GUWAHATI, Oct 13 – The Endangered Language Alliance, the Ethnic Services Round Table of the New York Library Association and the New York Public Library joined forces to raise awareness about minority languages in danger and organised the Endangered Languages Fair in the New York Public Library premises in downtown New York on September 29. The event got excellent response from masses and experts alike. Participants learnt about the significance of minority languages and the efforts being made worldwide to preserve them, besides hearing about several languages throughout the world from speakers involved in preserving and celebrating them. This was stated in a press release.

Daniel Kaufman, Linguist and Founder of the Endangered Language Alliance, discussed some of New York's endangered linguistic communities and their languages as well as showing recent video pieces from a collaboration with Google’s Endangered Language Programme on the languages of Timor.

K David Harrison, linguist, author of The Last Speakers: The Quest to Save the World's Most Endangered Languages and a leader of the National Geographic's Enduring Voicesproject who has spent the past decade working with speakers of some of the world’s smallest and most endangered languages in locations in Siberia, India, Chile, the US and elsewhere, also addressed the audience in an hour long session.

Many languages were discussed, from smaller languages of the Americas such as Ojibwe and Garifuna, lesser-known European language Circassian, Jewish languages like Yiddish, Ladino and others, and the Celtic languages like Irish Gaelic, Welsh and Breton. The Indo-Aryan language Bishnupriya Manipuri, which has been listed as a ‘vulnerable’ language by UNESCO, was discussed at length in an exclusive session and was addressed by Uttam Singha, founding member of POURI International. Singha is a widely renowned expert on Bishnupriya Manupuri language, culture and history. He presented some salient features of Bishnupriya Manipuri language, its roots, influences of both Indo-Aryan and Tibeto-Burman language characteristics, etc. Daniel Kaufman also shed some light upon a few key aspects of the language like ‘classifiers’ and ‘tripartite case system’. He feels that there are some aspects of the language which might have not been explored in detail yet and that there is definitely some scope for research.

Uttam Singha later gave a brief about the Bishnupriya Manipuri people and their culture, like different dance forms, ornaments that they wear, etc. Next, he spoke about the struggle for recognition of the Bishnupriya Manipuris and how Late Sudeshna Sinha laid down her life in this struggle. Today Bishnupriya Manipuri is recognised by the governments of Assam and Tripura, and the language has been introduced in primary education in these two States, he told the audience.
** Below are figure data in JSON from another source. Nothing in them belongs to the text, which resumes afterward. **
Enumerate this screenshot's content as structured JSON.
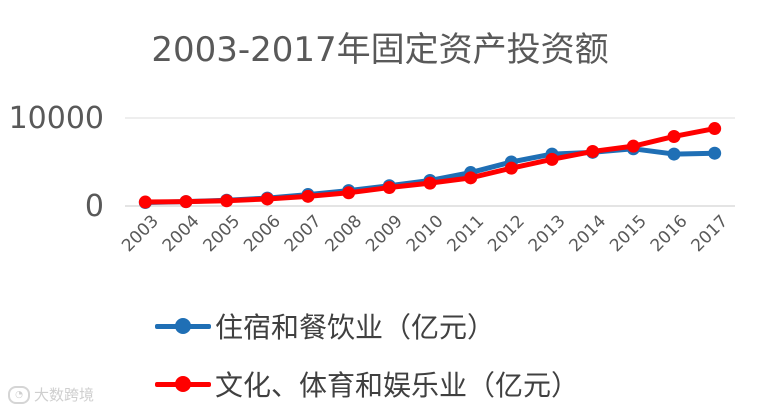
{
  "chart_data": {
    "type": "line",
    "title": "2003-2017年固定资产投资额",
    "categories": [
      "2003",
      "2004",
      "2005",
      "2006",
      "2007",
      "2008",
      "2009",
      "2010",
      "2011",
      "2012",
      "2013",
      "2014",
      "2015",
      "2016",
      "2017"
    ],
    "ylim": [
      0,
      10000
    ],
    "yticks": [
      "0",
      "10000"
    ],
    "grid": true,
    "legend_position": "bottom",
    "series": [
      {
        "name": "住宿和餐饮业（亿元）",
        "color": "#1f6fb5",
        "values": [
          400,
          500,
          650,
          900,
          1300,
          1750,
          2300,
          2900,
          3800,
          5000,
          5900,
          6100,
          6500,
          5900,
          6000
        ]
      },
      {
        "name": "文化、体育和娱乐业（亿元）",
        "color": "#ff0000",
        "values": [
          450,
          500,
          600,
          800,
          1100,
          1500,
          2100,
          2600,
          3200,
          4300,
          5300,
          6200,
          6800,
          7900,
          8800
        ]
      }
    ]
  },
  "watermark": "大数跨境"
}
He also spoke about some of the early pioneers of Bishnupriya Manipuri community like Sri Sri Bhubaneshwar Sadhu Thakur and Gokulananda Gitiswami, and modern greats like Justice SK Sinha of Bangladesh and renowned litterateur Brojendra Kumar Sinha. He paid a glowing tribute to Late Dr Kali Prasad Sinha, one of the most recognised linguists who studied the Bishnupriya Manipuri language in great depth and detail. He also mentioned about Dr Ranjit Singha of Bangladesh, another language researcher, author and professor.
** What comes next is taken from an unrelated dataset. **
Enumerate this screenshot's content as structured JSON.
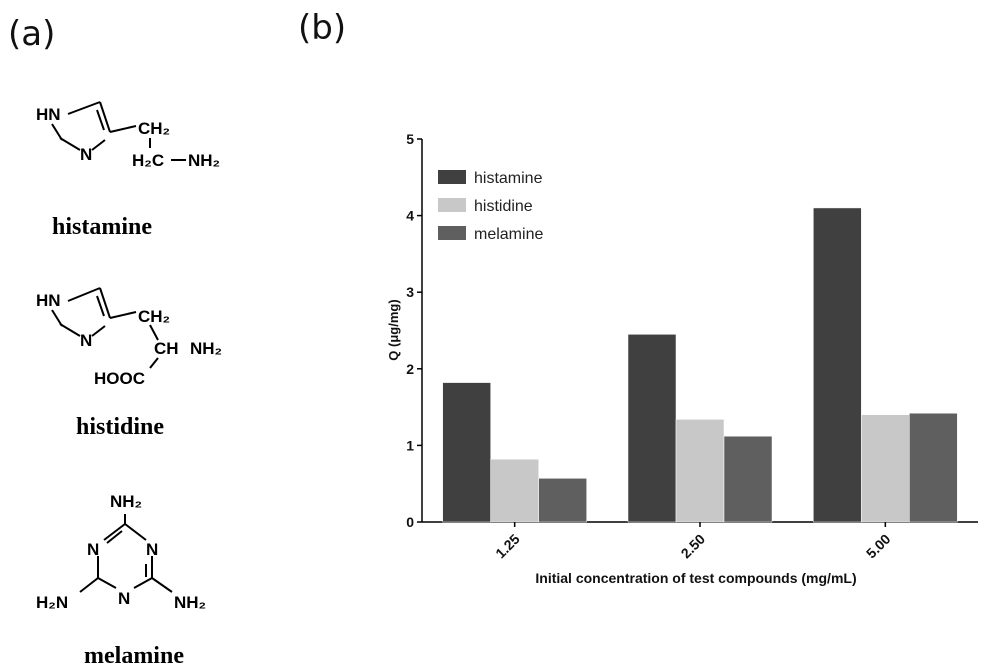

Singha mentioned how Bishnupriya Manipuri language faces threat from various factors like emigration of people and adoption of major languages like Bengali, Assamese, Hindi and English by more and more people, particularly the younger generation, as their first language. Due to these factors, the user-base of Bishnupriya Manipuri language might start shrinking in near future if it hasn’t already.

In addition, he discussed about various measures of language revitalisation and the role of Governments, technology, media like radio, television and theatre, and different organisations like SIL (Summer Institute of Linguistics). Recently various local and national television channels in Bangladesh and India have been broadcasting Bishnupriya Manipuri programmes. Above all, Singha stressed on the role of new media in the revitalisation process. To cite a few examples, he mentioned how Bishnupriya Manipuri language has one of the highest content in Wikipedia (bpy. wikipedia.org) among Indian language, with more than 15,000 articles in Bishnupriya Manipuri languages so far. Also Bishnupriya Manipuris are very active on social media platforms on the internet like Facebook, where there are active community groups like Bishnupriya Manipuri Discussion Forum discussing about community related issues and creating awarenessabout the language, culture and literature of the community. There are many community-related websites and blogs today like Manipuri.org, bishnupriyamanipuri.blogspot.in, bmbooksgallery.blogspot.in, Firaal.com, etc.

The session ended with a quick question and answer session where Singha addressed the queries of the audience. He thanked the Endangered Language Alliance and the rest of the organisers for providing a platform like this for minority languages and congratulated everyone including the other speakers and the audience for such a wonderful event. He also thanked the team of Bishnupriya Manipuri Discussion Forum for taking such a brilliant initiatives for getting the participation in the Endangered Language Fair successfully, the release added.